Simon Renshaw, Insolvency Practitioner for AABRS.com, says that with over 450 public sector contracts, there is “no doubt that Carillion’s collapse is going to have a seismic effect on the wider business community”.
“Whilst the government is saying it's business as usual and urging Carillion's 20,000 odd staff to attend work, it is going to take months and possibly years for the full ramifications of the collapse to unravel.
“Of immediate concern is the HS2 rail link, for which Carillion was set to play an integral part: currently, the Prime Minister's spokesman has suggested these building contracts will remain in the private sector. Additionally, Balfour Beatty is going to feel this, to the tune of some £45m by initial estimates.
“Of real concern for the wider British business community, however, is how this is going affect the wider supply chain. Many smaller firms could find themselves at grave risk of following Carillion into liquidation.”
With the Government facing calls to re-think how it awards multi-billion-pound contracts, Alex Saric, CMO at Ivalua says that lessons must be learnt from the current crisis.
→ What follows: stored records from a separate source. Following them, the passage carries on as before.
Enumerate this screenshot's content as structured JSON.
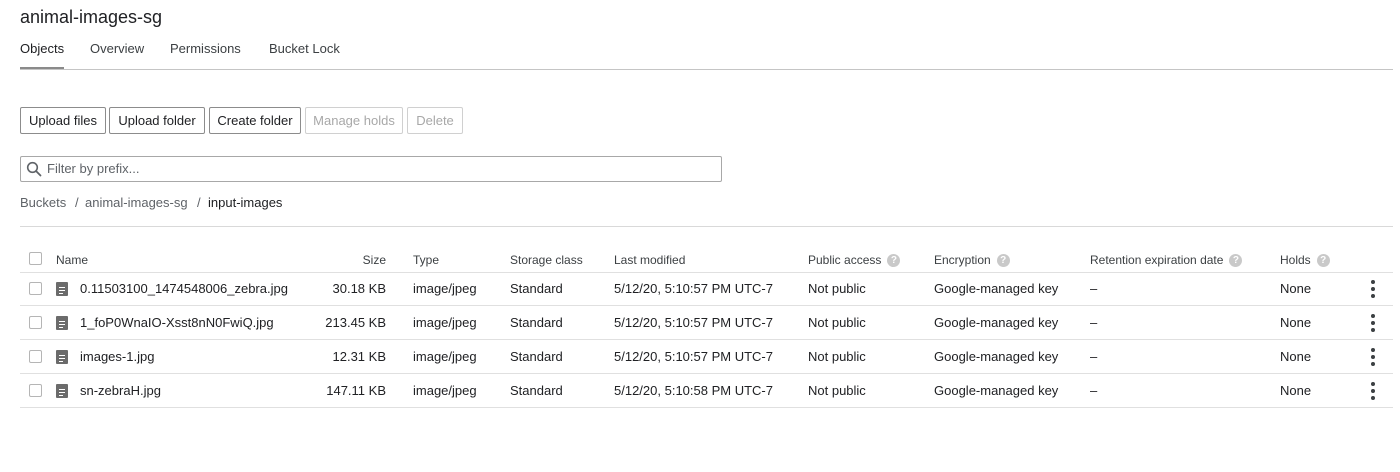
{
  "bucket_title": "animal-images-sg",
  "tabs": [
    {
      "label": "Objects",
      "active": true
    },
    {
      "label": "Overview",
      "active": false
    },
    {
      "label": "Permissions",
      "active": false
    },
    {
      "label": "Bucket Lock",
      "active": false
    }
  ],
  "toolbar": {
    "upload_files": "Upload files",
    "upload_folder": "Upload folder",
    "create_folder": "Create folder",
    "manage_holds": "Manage holds",
    "delete": "Delete"
  },
  "filter": {
    "placeholder": "Filter by prefix...",
    "icon": "search-icon"
  },
  "breadcrumb": [
    "Buckets",
    "/",
    "animal-images-sg",
    "/",
    "input-images"
  ],
  "columns": {
    "name": "Name",
    "size": "Size",
    "type": "Type",
    "storage_class": "Storage class",
    "last_modified": "Last modified",
    "public_access": "Public access",
    "encryption": "Encryption",
    "retention": "Retention expiration date",
    "holds": "Holds"
  },
  "rows": [
    {
      "name": "0.11503100_1474548006_zebra.jpg",
      "size": "30.18 KB",
      "type": "image/jpeg",
      "storage_class": "Standard",
      "last_modified": "5/12/20, 5:10:57 PM UTC-7",
      "public_access": "Not public",
      "encryption": "Google-managed key",
      "retention": "–",
      "holds": "None"
    },
    {
      "name": "1_foP0WnaIO-Xsst8nN0FwiQ.jpg",
      "size": "213.45 KB",
      "type": "image/jpeg",
      "storage_class": "Standard",
      "last_modified": "5/12/20, 5:10:57 PM UTC-7",
      "public_access": "Not public",
      "encryption": "Google-managed key",
      "retention": "–",
      "holds": "None"
    },
    {
      "name": "images-1.jpg",
      "size": "12.31 KB",
      "type": "image/jpeg",
      "storage_class": "Standard",
      "last_modified": "5/12/20, 5:10:57 PM UTC-7",
      "public_access": "Not public",
      "encryption": "Google-managed key",
      "retention": "–",
      "holds": "None"
    },
    {
      "name": "sn-zebraH.jpg",
      "size": "147.11 KB",
      "type": "image/jpeg",
      "storage_class": "Standard",
      "last_modified": "5/12/20, 5:10:58 PM UTC-7",
      "public_access": "Not public",
      "encryption": "Google-managed key",
      "retention": "–",
      "holds": "None"
    }
  ]
}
“When working with suppliers, it’s important that public sector organisations have complete visibility into the potential risks as part of the procurement process. Are your suppliers working ethically, do they have the ability to deliver the work and are they financially stable?
“Without this information how can public sector agencies ensure value for the taxpayer? The pressure is now on for those involved in the public sector projects impacted to quickly assess and onboard new suppliers as quickly as possible.”